Il est, pour le chroniqueur, des livres qui relèvent du supplice. D'un délicieux supplice, certes, tant leur lecture a nourri et comblé intellectuellement du début à la fin. Mais un supplice quand même car comment ensuite en rendre compte en quelques pauvres dizaines de lignes sans en trahir l'esprit et la portée, sans prendre le risque de n'en offrir qu'un pâle reflet infidèle ? Tel est bien le cas avec cet ouvrage publié initialement en allemand par un professeur de sociologie à l'Université de Munich qui enseigne actuellement à Harvard, à la London School of Economics et à la Fondation Maison des Sciences de l'Homme.

Le ton est donné dès la préface que signe Daniel Cohn-Bendit et qui, déjà, ne cesse d'interpeler et de frapper où cela fait mal. Ainsi, le trublion flamboyant qui laissera bientôt un énorme vide dans les travées du Parlement européen assène cette mise en garde: « Pour la première fois dans son histoire, l'Union européenne est affaiblie au point que sa survie est menacée ». Excessif ? Certains le prétendront sans doute.
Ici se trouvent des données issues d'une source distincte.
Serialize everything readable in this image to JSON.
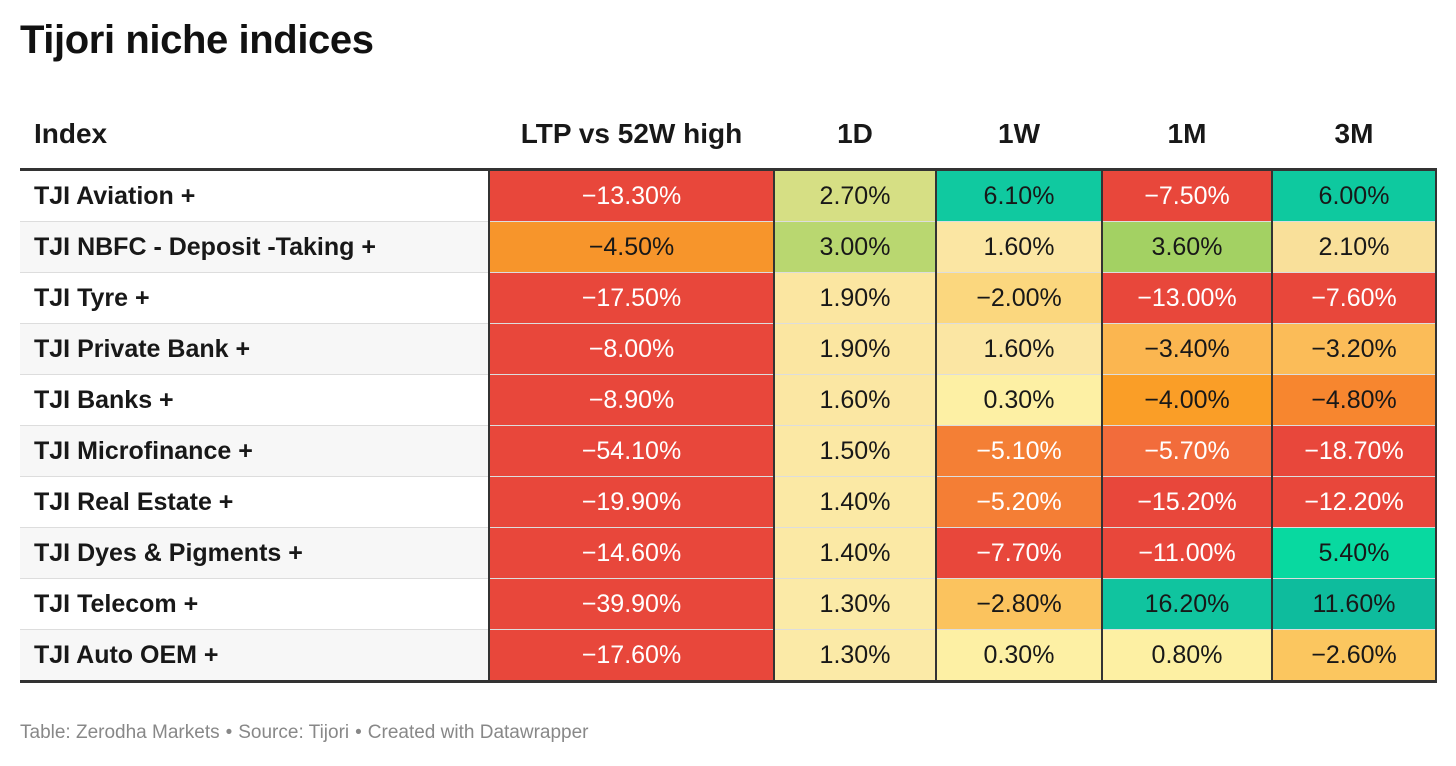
{
  "chart_data": {
    "type": "table",
    "title": "Tijori niche indices",
    "columns": [
      "Index",
      "LTP vs 52W high",
      "1D",
      "1W",
      "1M",
      "3M"
    ],
    "rows": [
      {
        "index": "TJI Aviation +",
        "ltp_vs_52w": "−13.30%",
        "d1": "2.70%",
        "w1": "6.10%",
        "m1": "−7.50%",
        "m3": "6.00%"
      },
      {
        "index": "TJI NBFC - Deposit -Taking +",
        "ltp_vs_52w": "−4.50%",
        "d1": "3.00%",
        "w1": "1.60%",
        "m1": "3.60%",
        "m3": "2.10%"
      },
      {
        "index": "TJI Tyre +",
        "ltp_vs_52w": "−17.50%",
        "d1": "1.90%",
        "w1": "−2.00%",
        "m1": "−13.00%",
        "m3": "−7.60%"
      },
      {
        "index": "TJI Private Bank +",
        "ltp_vs_52w": "−8.00%",
        "d1": "1.90%",
        "w1": "1.60%",
        "m1": "−3.40%",
        "m3": "−3.20%"
      },
      {
        "index": "TJI Banks +",
        "ltp_vs_52w": "−8.90%",
        "d1": "1.60%",
        "w1": "0.30%",
        "m1": "−4.00%",
        "m3": "−4.80%"
      },
      {
        "index": "TJI Microfinance +",
        "ltp_vs_52w": "−54.10%",
        "d1": "1.50%",
        "w1": "−5.10%",
        "m1": "−5.70%",
        "m3": "−18.70%"
      },
      {
        "index": "TJI Real Estate +",
        "ltp_vs_52w": "−19.90%",
        "d1": "1.40%",
        "w1": "−5.20%",
        "m1": "−15.20%",
        "m3": "−12.20%"
      },
      {
        "index": "TJI Dyes & Pigments +",
        "ltp_vs_52w": "−14.60%",
        "d1": "1.40%",
        "w1": "−7.70%",
        "m1": "−11.00%",
        "m3": "5.40%"
      },
      {
        "index": "TJI Telecom +",
        "ltp_vs_52w": "−39.90%",
        "d1": "1.30%",
        "w1": "−2.80%",
        "m1": "16.20%",
        "m3": "11.60%"
      },
      {
        "index": "TJI Auto OEM +",
        "ltp_vs_52w": "−17.60%",
        "d1": "1.30%",
        "w1": "0.30%",
        "m1": "0.80%",
        "m3": "−2.60%"
      }
    ],
    "cell_colors": [
      [
        "#e8473b",
        "#d6df84",
        "#10c9a0",
        "#e8473b",
        "#0ec99f"
      ],
      [
        "#f7952b",
        "#b9d770",
        "#fbe6a3",
        "#a3d163",
        "#f9e09a"
      ],
      [
        "#e8473b",
        "#fbe6a1",
        "#fbd77e",
        "#e8473b",
        "#e8473b"
      ],
      [
        "#e8473b",
        "#fbe6a1",
        "#fbe6a3",
        "#fbb650",
        "#fbbc58"
      ],
      [
        "#e8473b",
        "#fbe7a3",
        "#fdf0a4",
        "#fa9e27",
        "#f7862f"
      ],
      [
        "#e8473b",
        "#fbe8a4",
        "#f47f35",
        "#f26c3b",
        "#e8473b"
      ],
      [
        "#e8473b",
        "#fbe9a5",
        "#f47e35",
        "#e8473b",
        "#e8473b"
      ],
      [
        "#e8473b",
        "#fbe9a5",
        "#e8473b",
        "#e8473b",
        "#08d9a0"
      ],
      [
        "#e8473b",
        "#fbeaa7",
        "#fbc35e",
        "#10c49f",
        "#0ebc9d"
      ],
      [
        "#e8473b",
        "#fbeaa7",
        "#fdf0a4",
        "#fdf0a3",
        "#fbc65f"
      ]
    ],
    "text_on_dark": "#ffffff",
    "text_on_light": "#181818"
  },
  "footer": {
    "table_credit": "Table: Zerodha Markets",
    "source": "Source: Tijori",
    "created_with": "Created with Datawrapper",
    "separator": "•"
  }
}
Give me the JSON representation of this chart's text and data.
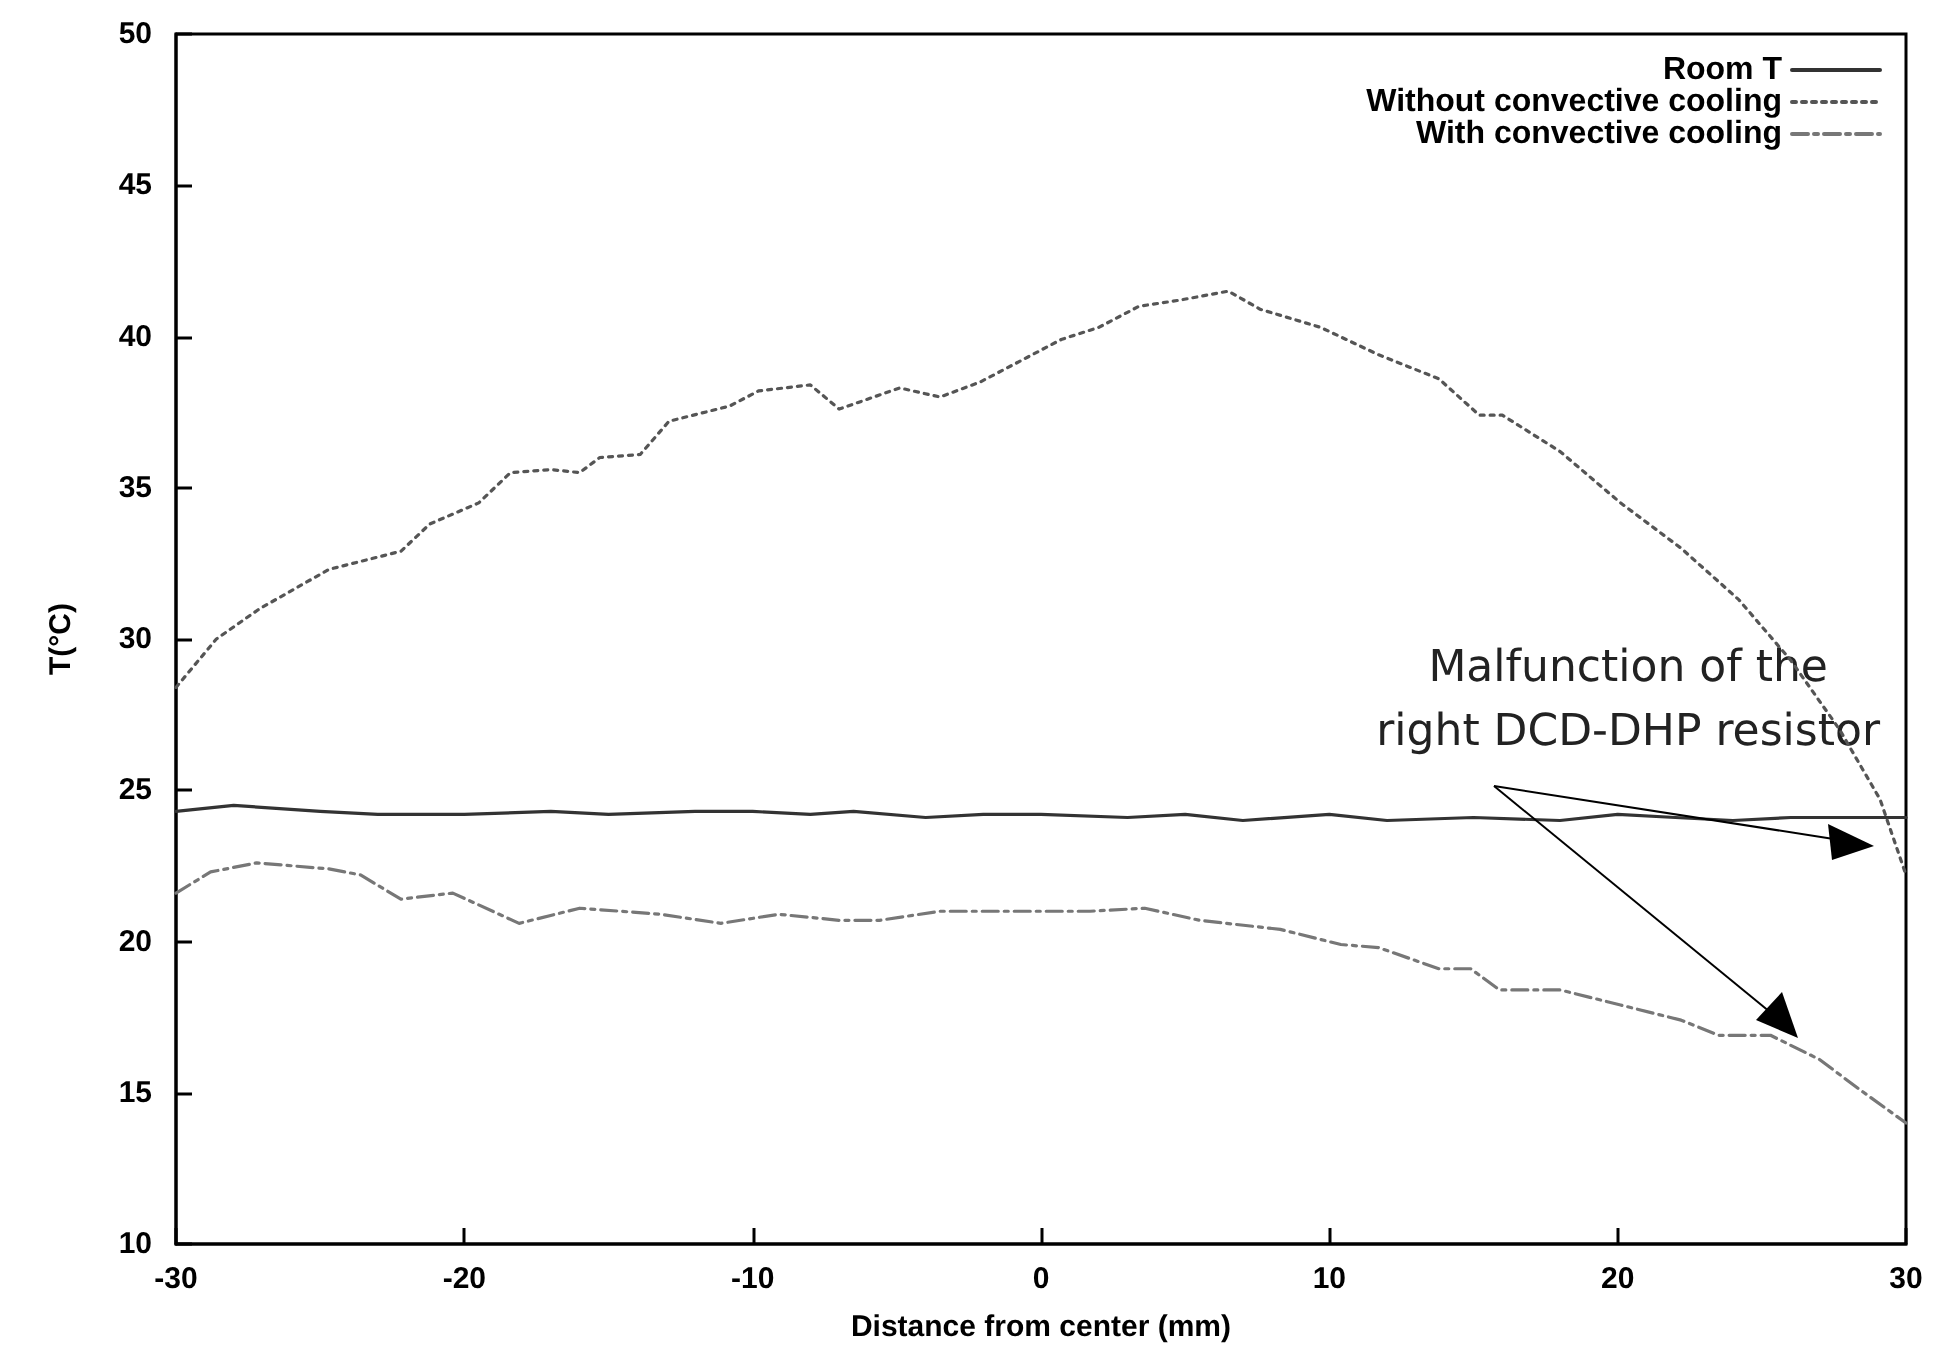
{
  "chart_data": {
    "type": "line",
    "xlabel": "Distance from center (mm)",
    "ylabel": "T(°C)",
    "xlim": [
      -30,
      30
    ],
    "xticks": [
      -30,
      -20,
      -10,
      0,
      10,
      20,
      30
    ],
    "ylim": [
      10,
      50
    ],
    "yticks": [
      10,
      15,
      20,
      25,
      30,
      35,
      40,
      45,
      50
    ],
    "grid": false,
    "legend": "top right",
    "marker": "none",
    "annotations": [
      "Malfunction of the\nright DCD-DHP resistor"
    ],
    "series": [
      {
        "name": "Room T",
        "color": "#333333",
        "line_style": "solid",
        "x": [
          -30,
          -28,
          -25,
          -23,
          -20,
          -17,
          -15,
          -12,
          -10,
          -8,
          -6.5,
          -4,
          -2,
          0,
          3,
          5,
          7,
          10,
          12,
          15,
          18,
          20,
          22,
          24,
          26,
          28,
          30
        ],
        "values": [
          24.3,
          24.5,
          24.3,
          24.2,
          24.2,
          24.3,
          24.2,
          24.3,
          24.3,
          24.2,
          24.3,
          24.1,
          24.2,
          24.2,
          24.1,
          24.2,
          24.0,
          24.2,
          24.0,
          24.1,
          24.0,
          24.2,
          24.1,
          24.0,
          24.1,
          24.1,
          24.1
        ]
      },
      {
        "name": "Without convective cooling",
        "color": "#555555",
        "line_style": "dotted",
        "x": [
          -30,
          -28.6,
          -27.1,
          -24.7,
          -22.2,
          -21.2,
          -19.5,
          -18.4,
          -17,
          -16,
          -15.3,
          -13.9,
          -12.9,
          -10.8,
          -9.8,
          -8,
          -7,
          -4.9,
          -3.5,
          -2.1,
          -0.7,
          0.7,
          2,
          3.4,
          4.8,
          6.5,
          7.6,
          9.7,
          11.7,
          13.8,
          15.2,
          16,
          18,
          20.1,
          22.2,
          24.2,
          26,
          27.7,
          29.1,
          30
        ],
        "values": [
          28.4,
          30.0,
          31.0,
          32.3,
          32.9,
          33.8,
          34.5,
          35.5,
          35.6,
          35.5,
          36.0,
          36.1,
          37.2,
          37.7,
          38.2,
          38.4,
          37.6,
          38.3,
          38.0,
          38.5,
          39.2,
          39.9,
          40.3,
          41.0,
          41.2,
          41.5,
          40.9,
          40.3,
          39.4,
          38.6,
          37.4,
          37.4,
          36.2,
          34.5,
          33.0,
          31.3,
          29.3,
          27.0,
          24.7,
          22.2
        ]
      },
      {
        "name": "With convective cooling",
        "color": "#777777",
        "line_style": "dashed",
        "x": [
          -30,
          -28.8,
          -27.2,
          -24.7,
          -23.6,
          -22.2,
          -20.4,
          -18.1,
          -16,
          -13.2,
          -11.1,
          -9.1,
          -7,
          -5.6,
          -3.5,
          -1.4,
          0,
          1.7,
          3.6,
          5.5,
          8.3,
          10.4,
          11.7,
          13.8,
          14.9,
          15.9,
          18,
          20.1,
          22.2,
          23.5,
          25.3,
          27,
          28.4,
          30
        ],
        "values": [
          21.6,
          22.3,
          22.6,
          22.4,
          22.2,
          21.4,
          21.6,
          20.6,
          21.1,
          20.9,
          20.6,
          20.9,
          20.7,
          20.7,
          21.0,
          21.0,
          21.0,
          21.0,
          21.1,
          20.7,
          20.4,
          19.9,
          19.8,
          19.1,
          19.1,
          18.4,
          18.4,
          17.9,
          17.4,
          16.9,
          16.9,
          16.1,
          15.1,
          14.0
        ]
      }
    ]
  }
}
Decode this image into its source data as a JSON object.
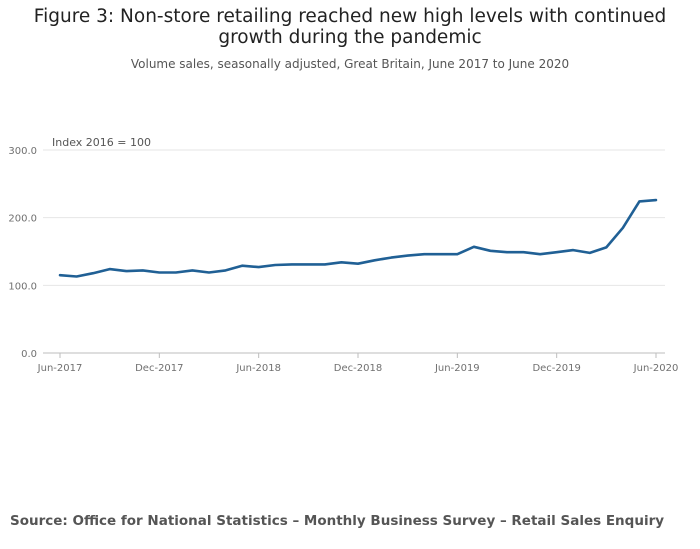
{
  "title": "Figure 3: Non-store retailing reached new high levels with continued growth during the pandemic",
  "title_lines": [
    "Figure 3: Non-store retailing reached new high levels with continued",
    "growth during the pandemic"
  ],
  "subtitle": "Volume sales, seasonally adjusted, Great Britain, June 2017 to June 2020",
  "source": "Source: Office for National Statistics – Monthly Business Survey – Retail Sales Enquiry",
  "colors": {
    "line": "#206095",
    "grid": "#e6e6e6",
    "axis": "#bebebe",
    "tick_text": "#707070"
  },
  "chart_data": {
    "type": "line",
    "ylabel": "Index 2016 = 100",
    "xlabel": "",
    "ylim": [
      0,
      300
    ],
    "yticks": [
      0,
      100,
      200,
      300
    ],
    "ytick_labels": [
      "0.0",
      "100.0",
      "200.0",
      "300.0"
    ],
    "xtick_labels": [
      "Jun-2017",
      "Dec-2017",
      "Jun-2018",
      "Dec-2018",
      "Jun-2019",
      "Dec-2019",
      "Jun-2020"
    ],
    "grid": true,
    "series": [
      {
        "values": [
          115,
          113,
          118,
          124,
          121,
          122,
          119,
          119,
          122,
          119,
          122,
          129,
          127,
          130,
          131,
          131,
          131,
          134,
          132,
          137,
          141,
          144,
          146,
          146,
          146,
          157,
          151,
          149,
          149,
          146,
          149,
          152,
          148,
          156,
          185,
          224,
          226
        ]
      }
    ]
  }
}
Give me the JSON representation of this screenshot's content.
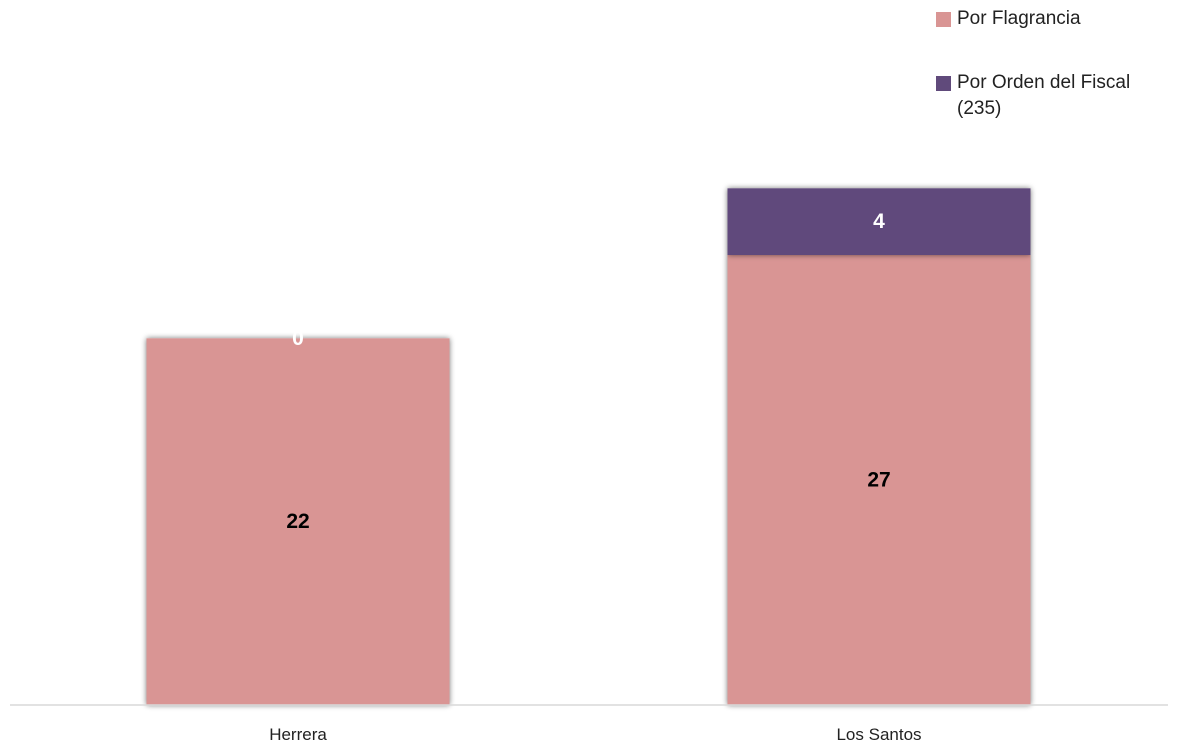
{
  "chart_data": {
    "type": "bar",
    "stacked": true,
    "categories": [
      "Herrera",
      "Los Santos"
    ],
    "series": [
      {
        "name": "Por Flagrancia",
        "values": [
          22,
          27
        ],
        "color": "#d99594",
        "label_color": "#000000"
      },
      {
        "name": "Por Orden del Fiscal\n(235)",
        "values": [
          0,
          4
        ],
        "color": "#604a7b",
        "label_color": "#ffffff"
      }
    ],
    "title": "",
    "xlabel": "",
    "ylabel": "",
    "ylim": [
      0,
      31.5
    ],
    "grid": false,
    "legend_position": "top-right"
  }
}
Toutefois, le Vert allemand a-t-il réellement tort lorsqu'il stigmatise la manière dont les responsables politiques, toujours plus « préoccupés par leurs affaires intérieures vampirisées par les échéances électorales », ont géré la crise en ayant en permanence une guerre de retard sur les marchés ? Se trompe-t-il vraiment lorsqu'il explique que le modèle européen voulu notamment par le Premier ministre britannique « n'est pas celui d'une Europe unie fondant sa légitimité sur la démocratisation de la mondialisation mais celui de la subversion de l'Union européenne - et finalement des États - par les marchés » ? Commet-il une erreur en emboîtant le pas à Ulrich Beck qui ne cesse, dans ces pages, d'expliquer que les capitales, en refusant de donner à l'Union le gouvernail et la boussole adéquats, « ont créé les conditions de l'avènement de l'Europe allemande » ? Est-il totalement dans l'erreur quand il résume en ces termes l'une des thèses développées avec acuité par l'auteur: « Armée de la puissance économique, la chancelière a fait preuve d'une aptitude remarquable en voyant dans le désordre généralisé l'occasion d'asseoir son pouvoir et d'imposer sa vision de l'Europe » ? Audacieux et/ou aveugles sont ceux qui oseraient prétendre qu'il n'y a pas là un fond de vérité…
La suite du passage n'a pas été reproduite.